准确预测点突变对蛋白质热力学稳定性的影响对于理解结构-功能关系和指导蛋白质设计至关重要。跨膜蛋白（TMPs）在细胞信号传导和药物靶向中起着至关重要的作用，但在结构数据库中仍然缺乏代表性，这一挑战对跨膜蛋白（TMPs）来说尤其严重。现有的预测方法通常依赖于三维结构或多个序列比对，由于结构覆盖率和比对质量较差，限制了它们对tmp的适用性。

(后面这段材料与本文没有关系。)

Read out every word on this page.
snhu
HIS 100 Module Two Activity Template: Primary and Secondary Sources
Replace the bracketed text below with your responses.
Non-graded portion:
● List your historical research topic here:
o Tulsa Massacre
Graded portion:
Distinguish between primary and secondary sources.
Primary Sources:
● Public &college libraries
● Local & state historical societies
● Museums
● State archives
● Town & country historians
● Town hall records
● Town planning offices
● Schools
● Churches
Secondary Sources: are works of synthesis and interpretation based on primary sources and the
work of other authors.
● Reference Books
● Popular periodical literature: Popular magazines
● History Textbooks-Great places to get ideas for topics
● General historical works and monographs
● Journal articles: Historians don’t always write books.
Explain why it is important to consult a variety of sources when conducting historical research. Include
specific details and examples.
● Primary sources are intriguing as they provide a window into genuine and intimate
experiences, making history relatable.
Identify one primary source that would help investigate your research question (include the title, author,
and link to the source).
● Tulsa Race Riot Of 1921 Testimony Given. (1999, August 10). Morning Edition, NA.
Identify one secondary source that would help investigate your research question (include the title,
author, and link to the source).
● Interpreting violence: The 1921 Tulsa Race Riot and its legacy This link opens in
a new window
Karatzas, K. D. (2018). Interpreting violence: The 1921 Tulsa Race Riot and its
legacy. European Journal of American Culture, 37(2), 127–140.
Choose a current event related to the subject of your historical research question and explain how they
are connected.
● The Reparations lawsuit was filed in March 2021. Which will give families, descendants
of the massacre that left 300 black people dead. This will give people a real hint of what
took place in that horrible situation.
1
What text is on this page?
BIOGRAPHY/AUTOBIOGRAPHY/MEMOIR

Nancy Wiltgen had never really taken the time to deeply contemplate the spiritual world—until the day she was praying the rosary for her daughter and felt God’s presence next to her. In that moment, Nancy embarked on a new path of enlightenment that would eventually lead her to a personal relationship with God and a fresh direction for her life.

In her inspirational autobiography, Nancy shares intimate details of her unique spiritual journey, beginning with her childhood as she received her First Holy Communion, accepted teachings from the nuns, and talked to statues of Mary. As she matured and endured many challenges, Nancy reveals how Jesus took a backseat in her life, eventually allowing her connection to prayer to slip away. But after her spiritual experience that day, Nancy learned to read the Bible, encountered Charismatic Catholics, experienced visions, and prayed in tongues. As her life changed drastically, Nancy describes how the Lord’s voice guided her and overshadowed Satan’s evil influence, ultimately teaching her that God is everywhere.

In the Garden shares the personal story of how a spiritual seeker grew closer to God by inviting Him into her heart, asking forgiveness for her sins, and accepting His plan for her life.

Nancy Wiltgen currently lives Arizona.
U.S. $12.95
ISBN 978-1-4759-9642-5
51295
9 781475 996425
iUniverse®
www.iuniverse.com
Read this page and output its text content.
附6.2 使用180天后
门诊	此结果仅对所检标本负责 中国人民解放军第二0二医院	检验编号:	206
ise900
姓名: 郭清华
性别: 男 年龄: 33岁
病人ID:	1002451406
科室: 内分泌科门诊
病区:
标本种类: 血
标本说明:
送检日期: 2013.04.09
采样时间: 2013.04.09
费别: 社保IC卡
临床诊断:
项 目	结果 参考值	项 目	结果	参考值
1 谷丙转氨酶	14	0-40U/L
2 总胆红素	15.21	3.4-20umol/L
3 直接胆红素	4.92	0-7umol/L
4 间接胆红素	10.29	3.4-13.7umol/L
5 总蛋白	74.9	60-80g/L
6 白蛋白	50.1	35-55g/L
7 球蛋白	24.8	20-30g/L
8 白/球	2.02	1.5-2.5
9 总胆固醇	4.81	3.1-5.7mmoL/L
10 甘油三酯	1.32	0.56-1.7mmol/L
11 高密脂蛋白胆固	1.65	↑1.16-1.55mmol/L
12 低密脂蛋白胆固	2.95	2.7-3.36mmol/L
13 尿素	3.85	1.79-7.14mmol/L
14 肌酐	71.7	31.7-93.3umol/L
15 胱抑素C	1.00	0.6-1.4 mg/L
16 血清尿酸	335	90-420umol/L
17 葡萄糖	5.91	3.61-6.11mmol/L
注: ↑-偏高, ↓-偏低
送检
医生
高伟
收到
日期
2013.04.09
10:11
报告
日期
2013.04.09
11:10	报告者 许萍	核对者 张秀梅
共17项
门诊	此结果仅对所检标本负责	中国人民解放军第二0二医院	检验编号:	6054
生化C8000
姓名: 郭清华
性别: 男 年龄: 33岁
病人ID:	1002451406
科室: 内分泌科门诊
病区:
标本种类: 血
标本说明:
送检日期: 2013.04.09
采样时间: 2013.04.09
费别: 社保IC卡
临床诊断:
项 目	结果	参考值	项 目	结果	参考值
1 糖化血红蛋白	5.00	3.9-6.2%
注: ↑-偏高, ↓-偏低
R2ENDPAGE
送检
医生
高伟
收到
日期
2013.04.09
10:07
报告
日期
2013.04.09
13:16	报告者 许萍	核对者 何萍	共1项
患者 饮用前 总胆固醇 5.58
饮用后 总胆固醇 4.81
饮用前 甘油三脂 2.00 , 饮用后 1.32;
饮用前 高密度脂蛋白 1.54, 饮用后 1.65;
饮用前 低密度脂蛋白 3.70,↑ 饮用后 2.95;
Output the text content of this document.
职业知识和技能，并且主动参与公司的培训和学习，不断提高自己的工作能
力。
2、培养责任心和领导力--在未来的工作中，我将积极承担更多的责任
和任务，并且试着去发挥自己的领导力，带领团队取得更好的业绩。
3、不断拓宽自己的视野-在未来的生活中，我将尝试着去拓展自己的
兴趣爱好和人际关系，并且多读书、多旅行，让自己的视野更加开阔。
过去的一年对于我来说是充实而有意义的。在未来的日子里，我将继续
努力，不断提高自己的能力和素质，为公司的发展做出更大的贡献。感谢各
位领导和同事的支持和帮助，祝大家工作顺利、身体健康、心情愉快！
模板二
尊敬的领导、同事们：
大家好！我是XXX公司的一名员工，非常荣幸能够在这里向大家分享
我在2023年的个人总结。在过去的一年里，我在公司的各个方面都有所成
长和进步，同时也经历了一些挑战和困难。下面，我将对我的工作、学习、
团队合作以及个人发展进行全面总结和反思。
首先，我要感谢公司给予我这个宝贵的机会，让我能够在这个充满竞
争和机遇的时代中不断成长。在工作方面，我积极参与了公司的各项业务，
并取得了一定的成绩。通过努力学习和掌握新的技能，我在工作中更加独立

在这里，我们提出了MEMO-Stab2，这是一个快速且与结构无关的深度学习框架，用于预测突变诱导的TMPs稳定性变化。MEMO-Stab2将该任务重新定义为二元分类问题，根据0.4 kcal/mol的ΔΔG阈值区分不稳定突变和中性突变。该模型在基于transformer的架构中集成了多视图功能，利用来自多个预训练蛋白质语言模型（plm）和基于plm的结构预测的嵌入。通过利用plm，它不需要实验3D结构或明确的多序列比对，仅从氨基酸序列中隐含地捕获进化和结构背景。在内部和外部跨膜突变数据集上，MEMO-Stab2始终优于现有工具，包括专门的预测器和最先进的通用模型，即使在对相同领域特定数据进行微调之后，在内部基准测试中获得了0.92的F1分数。进一步的分析证实了模型的稳健性和特异性。它在具有低序列同一性的不同蛋白质家族中具有很强的通用性，并且在具有挑战性的生物物理环境中（如跨膜核心和界面区域）显示出优越的性能。其经过验证的计算效率可在几分钟内实现大规模突变筛选，为跨膜蛋白变异评估和工程提供了实用、稳健和强大的工具。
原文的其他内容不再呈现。